Four years later, a young science teacher at Enid High School took advantage of the Tittle III section of the act which provided government assistance for the purposes of strengthening science, math and foreign-language programs in American schools.

James Smeltzer was born and raised in Sapulpa, OK. He received his undergraduate degree from Oklahoma Baptist University, then obtained his teaching certification from the University of Oklahoma. He no doubt read of the launch of Sputnik while a student at OBU in Shawnee. His first full-time teaching job was in the science department at Enid High School.

At the time, astronomy was more a historical subject in the classroom than scientific. Kepler, Galileo and Newton were seminal figures, either for their work studying the planets and stars or predicting their motion. Smeltzer knew all that and tried to bring the subject to life in his classroom. If only he could open the night sky to his students.


Smeltzer invested a not-insignificant sum of his teacher’s pay to the purchase of a small telescope, but was disappointed in what he saw first hand. Then, through a college schoolmate who was teaching elsewhere, Smeltzer learned about the NDEA and took it upon himself to author the grant proposal.

The fear of what then Texas Senator Lyndon Johnson called the “prospect of living under a communist moon” mobilized the U.S. government and freed enormous sums of money to avoid getting lost in what soon would be called the “space race.” Smeltzer had to be both delighted and surprised to receive word the Enid Public Schools had been awarded a $16,000 grant...which today would be worth about $125,000.

On November 5, 1962, the Enid Board of Education unanimously approved the use of the Title III funds for the “construction of an astronomy observatory on top of Enid High School.”

One month later, bids for the “Astro-Dome” were presented to the board. Interestingly, those are the exact words from the minutes of that meeting: “Astro-Dome.” It wouldn’t be until more than two years later that the brand new Harris County Domed Stadium would become known as the Astrodome, the home field of the Houston Astros baseball club...who up until the opening of the Astrodome had been known as the Houston Colt .45s.
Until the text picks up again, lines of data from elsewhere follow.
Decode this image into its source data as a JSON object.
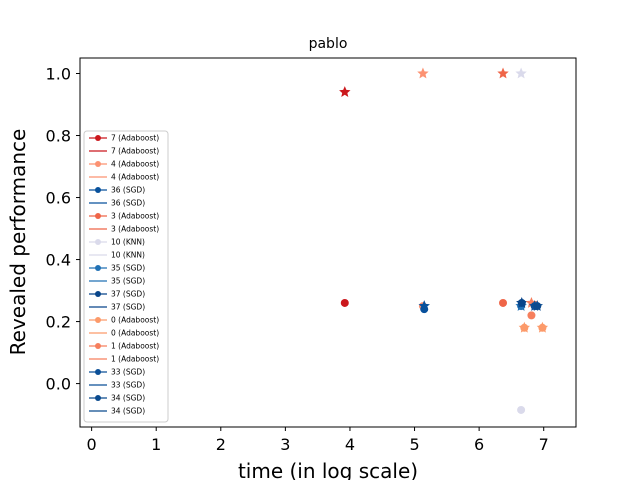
{
  "chart_data": {
    "type": "scatter",
    "title": "pablo",
    "xlabel": "time (in log scale)",
    "ylabel": "Revealed performance",
    "xlim": [
      -0.18,
      7.5
    ],
    "ylim": [
      -0.14,
      1.05
    ],
    "x_ticks": [
      0,
      1,
      2,
      3,
      4,
      5,
      6,
      7
    ],
    "y_ticks": [
      0.0,
      0.2,
      0.4,
      0.6,
      0.8,
      1.0
    ],
    "x_tick_labels": [
      "0",
      "1",
      "2",
      "3",
      "4",
      "5",
      "6",
      "7"
    ],
    "y_tick_labels": [
      "0.0",
      "0.2",
      "0.4",
      "0.6",
      "0.8",
      "1.0"
    ],
    "legend_position": "center-left",
    "grid": false,
    "legend": [
      {
        "label": "7 (Adaboost)",
        "kind": "marker",
        "color": "#cb181d"
      },
      {
        "label": "7 (Adaboost)",
        "kind": "line",
        "color": "#cb181d"
      },
      {
        "label": "4 (Adaboost)",
        "kind": "marker",
        "color": "#fc9272"
      },
      {
        "label": "4 (Adaboost)",
        "kind": "line",
        "color": "#fc9272"
      },
      {
        "label": "36 (SGD)",
        "kind": "marker",
        "color": "#08519c"
      },
      {
        "label": "36 (SGD)",
        "kind": "line",
        "color": "#08519c"
      },
      {
        "label": "3 (Adaboost)",
        "kind": "marker",
        "color": "#ef6548"
      },
      {
        "label": "3 (Adaboost)",
        "kind": "line",
        "color": "#ef6548"
      },
      {
        "label": "10 (KNN)",
        "kind": "marker",
        "color": "#dadaeb"
      },
      {
        "label": "10 (KNN)",
        "kind": "line",
        "color": "#dadaeb"
      },
      {
        "label": "35 (SGD)",
        "kind": "marker",
        "color": "#2171b5"
      },
      {
        "label": "35 (SGD)",
        "kind": "line",
        "color": "#2171b5"
      },
      {
        "label": "37 (SGD)",
        "kind": "marker",
        "color": "#08458a"
      },
      {
        "label": "37 (SGD)",
        "kind": "line",
        "color": "#08458a"
      },
      {
        "label": "0 (Adaboost)",
        "kind": "marker",
        "color": "#fc9a6a"
      },
      {
        "label": "0 (Adaboost)",
        "kind": "line",
        "color": "#fc9a6a"
      },
      {
        "label": "1 (Adaboost)",
        "kind": "marker",
        "color": "#f67f5d"
      },
      {
        "label": "1 (Adaboost)",
        "kind": "line",
        "color": "#f67f5d"
      },
      {
        "label": "33 (SGD)",
        "kind": "marker",
        "color": "#0b4f97"
      },
      {
        "label": "33 (SGD)",
        "kind": "line",
        "color": "#0b4f97"
      },
      {
        "label": "34 (SGD)",
        "kind": "marker",
        "color": "#0a4a8e"
      },
      {
        "label": "34 (SGD)",
        "kind": "line",
        "color": "#0a4a8e"
      }
    ],
    "series": [
      {
        "name": "7 (Adaboost)",
        "color": "#cb181d",
        "points": [
          {
            "x": 3.92,
            "y": 0.26,
            "marker": "circle"
          },
          {
            "x": 3.92,
            "y": 0.94,
            "marker": "star"
          }
        ]
      },
      {
        "name": "4 (Adaboost)",
        "color": "#fc9272",
        "points": [
          {
            "x": 5.13,
            "y": 0.25,
            "marker": "circle"
          },
          {
            "x": 5.13,
            "y": 1.0,
            "marker": "star"
          }
        ]
      },
      {
        "name": "36 (SGD)",
        "color": "#08519c",
        "points": [
          {
            "x": 5.15,
            "y": 0.24,
            "marker": "circle"
          },
          {
            "x": 5.15,
            "y": 0.25,
            "marker": "star"
          }
        ]
      },
      {
        "name": "3 (Adaboost)",
        "color": "#ef6548",
        "points": [
          {
            "x": 6.37,
            "y": 0.26,
            "marker": "circle"
          },
          {
            "x": 6.37,
            "y": 1.0,
            "marker": "star"
          }
        ]
      },
      {
        "name": "10 (KNN)",
        "color": "#dadaeb",
        "points": [
          {
            "x": 6.65,
            "y": -0.085,
            "marker": "circle"
          },
          {
            "x": 6.65,
            "y": 1.0,
            "marker": "star"
          }
        ]
      },
      {
        "name": "35 (SGD)",
        "color": "#2171b5",
        "points": [
          {
            "x": 6.65,
            "y": 0.25,
            "marker": "circle"
          },
          {
            "x": 6.65,
            "y": 0.25,
            "marker": "star"
          }
        ]
      },
      {
        "name": "37 (SGD)",
        "color": "#08458a",
        "points": [
          {
            "x": 6.66,
            "y": 0.26,
            "marker": "circle"
          },
          {
            "x": 6.66,
            "y": 0.26,
            "marker": "star"
          }
        ]
      },
      {
        "name": "0 (Adaboost)",
        "color": "#fc9a6a",
        "points": [
          {
            "x": 6.7,
            "y": 0.18,
            "marker": "circle"
          },
          {
            "x": 6.7,
            "y": 0.18,
            "marker": "star"
          }
        ]
      },
      {
        "name": "1 (Adaboost)",
        "color": "#f67f5d",
        "points": [
          {
            "x": 6.81,
            "y": 0.22,
            "marker": "circle"
          },
          {
            "x": 6.81,
            "y": 0.26,
            "marker": "star"
          }
        ]
      },
      {
        "name": "33 (SGD)",
        "color": "#0b4f97",
        "points": [
          {
            "x": 6.86,
            "y": 0.25,
            "marker": "circle"
          },
          {
            "x": 6.86,
            "y": 0.25,
            "marker": "star"
          }
        ]
      },
      {
        "name": "34 (SGD)",
        "color": "#0a4a8e",
        "points": [
          {
            "x": 6.9,
            "y": 0.25,
            "marker": "circle"
          },
          {
            "x": 6.9,
            "y": 0.25,
            "marker": "star"
          }
        ]
      },
      {
        "name": "0 (Adaboost)",
        "color": "#fc9a6a",
        "points": [
          {
            "x": 6.98,
            "y": 0.18,
            "marker": "circle"
          },
          {
            "x": 6.98,
            "y": 0.18,
            "marker": "star"
          }
        ]
      }
    ]
  }
}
Smetlzer’s observatory was constructed in the summer of 1963 and opened to students that fall.


In the fall of 1965, the beginning of Smeltzer’s last year at Enid High School, additional Title III money was used for the purchase of a Tinsley Laboratories Model D 8-inch Cassegrain reflecting telescope, one of the premiere observational instruments of its time. The telescope was put into service in early 1966...and remains in place as the principle viewing apparatus in the EHS observatory today, more than 50 years later.
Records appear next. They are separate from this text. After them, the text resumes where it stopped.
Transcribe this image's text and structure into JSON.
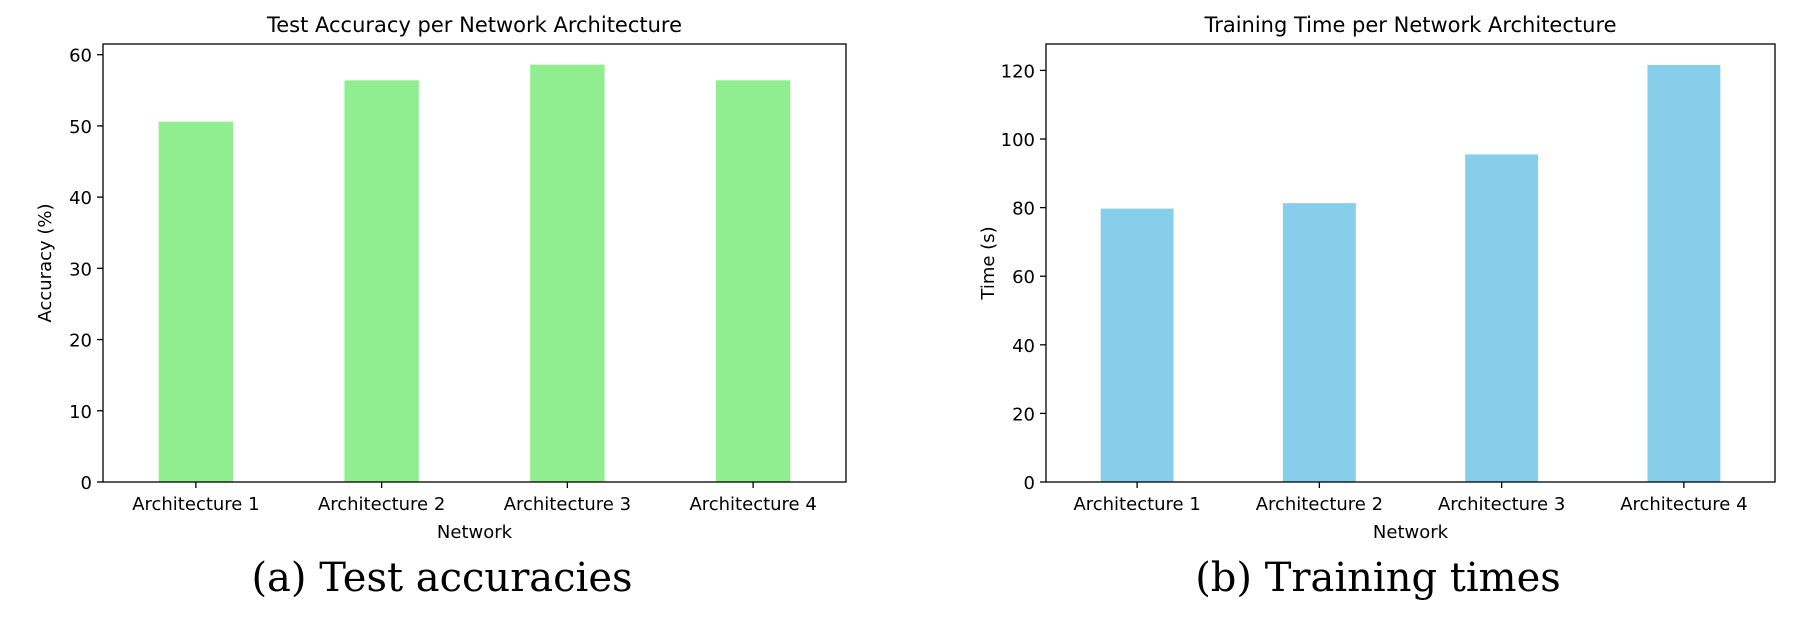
{
  "chart_data": [
    {
      "type": "bar",
      "title": "Test Accuracy per Network Architecture",
      "xlabel": "Network",
      "ylabel": "Accuracy (%)",
      "categories": [
        "Architecture 1",
        "Architecture 2",
        "Architecture 3",
        "Architecture 4"
      ],
      "values": [
        50.6,
        56.4,
        58.6,
        56.4
      ],
      "ylim": [
        0,
        61.5
      ],
      "yticks": [
        0,
        10,
        20,
        30,
        40,
        50,
        60
      ],
      "color": "#90ee90",
      "grid": false,
      "legend": false
    },
    {
      "type": "bar",
      "title": "Training Time per Network Architecture",
      "xlabel": "Network",
      "ylabel": "Time (s)",
      "categories": [
        "Architecture 1",
        "Architecture 2",
        "Architecture 3",
        "Architecture 4"
      ],
      "values": [
        79.7,
        81.3,
        95.5,
        121.6
      ],
      "ylim": [
        0,
        127.7
      ],
      "yticks": [
        0,
        20,
        40,
        60,
        80,
        100,
        120
      ],
      "color": "#87ceeb",
      "grid": false,
      "legend": false
    }
  ],
  "captions": {
    "a": "(a) Test accuracies",
    "b": "(b) Training times"
  }
}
Smeltzer left Enid to attend graduate school at Oklahoma State University. He ultimately wound up a full professor at Northwest Missouri State University in Maryville, MO, and died in 2006, following his retirement from the school. 
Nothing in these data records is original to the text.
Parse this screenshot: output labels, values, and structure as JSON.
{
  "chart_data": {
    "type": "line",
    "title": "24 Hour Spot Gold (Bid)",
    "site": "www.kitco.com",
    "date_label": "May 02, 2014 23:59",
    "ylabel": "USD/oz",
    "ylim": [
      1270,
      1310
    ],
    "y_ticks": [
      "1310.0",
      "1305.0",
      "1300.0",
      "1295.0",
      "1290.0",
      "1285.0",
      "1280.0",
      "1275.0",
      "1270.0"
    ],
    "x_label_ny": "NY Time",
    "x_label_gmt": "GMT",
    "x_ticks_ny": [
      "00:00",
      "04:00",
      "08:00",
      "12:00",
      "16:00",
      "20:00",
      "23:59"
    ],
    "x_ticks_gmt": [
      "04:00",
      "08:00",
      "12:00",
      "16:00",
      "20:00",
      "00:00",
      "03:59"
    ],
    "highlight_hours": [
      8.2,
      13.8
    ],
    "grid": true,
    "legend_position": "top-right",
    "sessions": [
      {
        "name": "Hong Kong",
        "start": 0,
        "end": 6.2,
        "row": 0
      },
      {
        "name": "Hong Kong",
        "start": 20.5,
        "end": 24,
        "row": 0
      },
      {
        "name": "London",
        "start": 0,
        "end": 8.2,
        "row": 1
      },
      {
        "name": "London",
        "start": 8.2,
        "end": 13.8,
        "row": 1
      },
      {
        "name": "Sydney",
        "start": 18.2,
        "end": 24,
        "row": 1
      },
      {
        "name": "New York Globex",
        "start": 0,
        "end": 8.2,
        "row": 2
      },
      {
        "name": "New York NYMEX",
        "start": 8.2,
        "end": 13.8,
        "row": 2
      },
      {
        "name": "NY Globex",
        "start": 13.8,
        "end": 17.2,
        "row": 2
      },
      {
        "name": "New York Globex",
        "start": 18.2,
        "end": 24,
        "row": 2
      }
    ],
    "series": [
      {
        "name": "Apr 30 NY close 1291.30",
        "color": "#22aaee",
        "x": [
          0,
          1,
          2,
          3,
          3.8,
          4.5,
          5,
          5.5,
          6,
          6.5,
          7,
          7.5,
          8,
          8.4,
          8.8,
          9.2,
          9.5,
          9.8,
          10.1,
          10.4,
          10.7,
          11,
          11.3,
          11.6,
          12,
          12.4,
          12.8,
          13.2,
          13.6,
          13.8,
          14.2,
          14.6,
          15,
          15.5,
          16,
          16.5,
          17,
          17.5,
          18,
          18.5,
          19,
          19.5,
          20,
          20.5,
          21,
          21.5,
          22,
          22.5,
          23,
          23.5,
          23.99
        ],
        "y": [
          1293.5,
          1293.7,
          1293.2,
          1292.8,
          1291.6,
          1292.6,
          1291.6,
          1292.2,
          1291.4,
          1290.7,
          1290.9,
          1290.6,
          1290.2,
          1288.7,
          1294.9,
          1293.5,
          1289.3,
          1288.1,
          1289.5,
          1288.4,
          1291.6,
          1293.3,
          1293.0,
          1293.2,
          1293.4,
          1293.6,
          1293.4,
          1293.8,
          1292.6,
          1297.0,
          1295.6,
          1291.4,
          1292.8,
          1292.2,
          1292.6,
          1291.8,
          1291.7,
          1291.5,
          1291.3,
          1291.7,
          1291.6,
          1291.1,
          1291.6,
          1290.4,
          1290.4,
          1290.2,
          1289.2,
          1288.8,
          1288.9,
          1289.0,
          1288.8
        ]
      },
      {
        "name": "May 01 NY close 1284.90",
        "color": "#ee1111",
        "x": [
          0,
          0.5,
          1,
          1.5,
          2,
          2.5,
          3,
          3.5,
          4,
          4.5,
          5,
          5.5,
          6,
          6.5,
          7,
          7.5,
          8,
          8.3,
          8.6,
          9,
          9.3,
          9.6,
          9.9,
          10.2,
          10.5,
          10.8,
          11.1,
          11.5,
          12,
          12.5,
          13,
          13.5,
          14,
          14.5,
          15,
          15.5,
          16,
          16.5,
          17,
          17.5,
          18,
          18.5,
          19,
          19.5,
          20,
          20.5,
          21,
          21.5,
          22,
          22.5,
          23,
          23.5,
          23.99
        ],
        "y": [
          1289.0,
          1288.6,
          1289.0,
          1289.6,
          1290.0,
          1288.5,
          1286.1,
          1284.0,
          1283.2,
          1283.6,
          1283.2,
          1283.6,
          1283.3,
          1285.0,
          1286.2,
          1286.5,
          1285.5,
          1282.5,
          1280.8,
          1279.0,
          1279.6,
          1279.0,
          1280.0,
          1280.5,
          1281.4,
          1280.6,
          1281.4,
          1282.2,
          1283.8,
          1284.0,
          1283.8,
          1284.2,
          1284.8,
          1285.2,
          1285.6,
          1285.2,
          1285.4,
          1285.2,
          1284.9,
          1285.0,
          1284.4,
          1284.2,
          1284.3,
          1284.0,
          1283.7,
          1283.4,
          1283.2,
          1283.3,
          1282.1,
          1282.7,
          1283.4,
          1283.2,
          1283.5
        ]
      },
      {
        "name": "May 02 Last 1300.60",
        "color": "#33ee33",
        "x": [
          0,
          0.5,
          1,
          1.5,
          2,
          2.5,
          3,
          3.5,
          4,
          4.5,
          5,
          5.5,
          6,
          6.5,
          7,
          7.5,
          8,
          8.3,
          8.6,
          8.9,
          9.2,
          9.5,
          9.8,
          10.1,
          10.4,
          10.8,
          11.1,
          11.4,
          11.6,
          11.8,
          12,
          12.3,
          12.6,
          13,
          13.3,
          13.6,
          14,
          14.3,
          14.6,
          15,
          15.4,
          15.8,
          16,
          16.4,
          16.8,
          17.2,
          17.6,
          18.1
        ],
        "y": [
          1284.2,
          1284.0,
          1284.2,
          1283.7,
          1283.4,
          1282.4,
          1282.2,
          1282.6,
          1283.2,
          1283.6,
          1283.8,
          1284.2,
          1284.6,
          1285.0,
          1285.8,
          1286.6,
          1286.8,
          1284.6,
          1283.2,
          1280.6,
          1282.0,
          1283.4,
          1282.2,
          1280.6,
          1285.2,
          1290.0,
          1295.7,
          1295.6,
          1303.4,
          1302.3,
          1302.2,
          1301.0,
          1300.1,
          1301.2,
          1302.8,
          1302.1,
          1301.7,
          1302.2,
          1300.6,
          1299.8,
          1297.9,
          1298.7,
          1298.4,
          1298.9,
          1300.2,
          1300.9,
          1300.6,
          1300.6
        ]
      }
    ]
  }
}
Tinsley Labs is now a subsidiary of L-3 Technologies, which has the current aircraft service contract at Enid’s Vance Air Force Base.

Smeltzer’s replacement on the EHS faculty was Nolen Harsh, who was promoted from his position in the science department at Emerson Junior High School. Harsh launched the high school’s astrophysics and astronomy courses and taught those classes until his retirement in 1991. DeAnne Sackett taught astronomy at EHS in the ‘90s. Then, in 2000, a young teacher from Northwestern Oklahoma State University in Alva, Dusty Hugaboom, took the reigns of the program. Since then, he has grown EHS Astronomy to historic proportions, and continues to teach the course at Enid High School, expanding awareness, horizons, and imagination.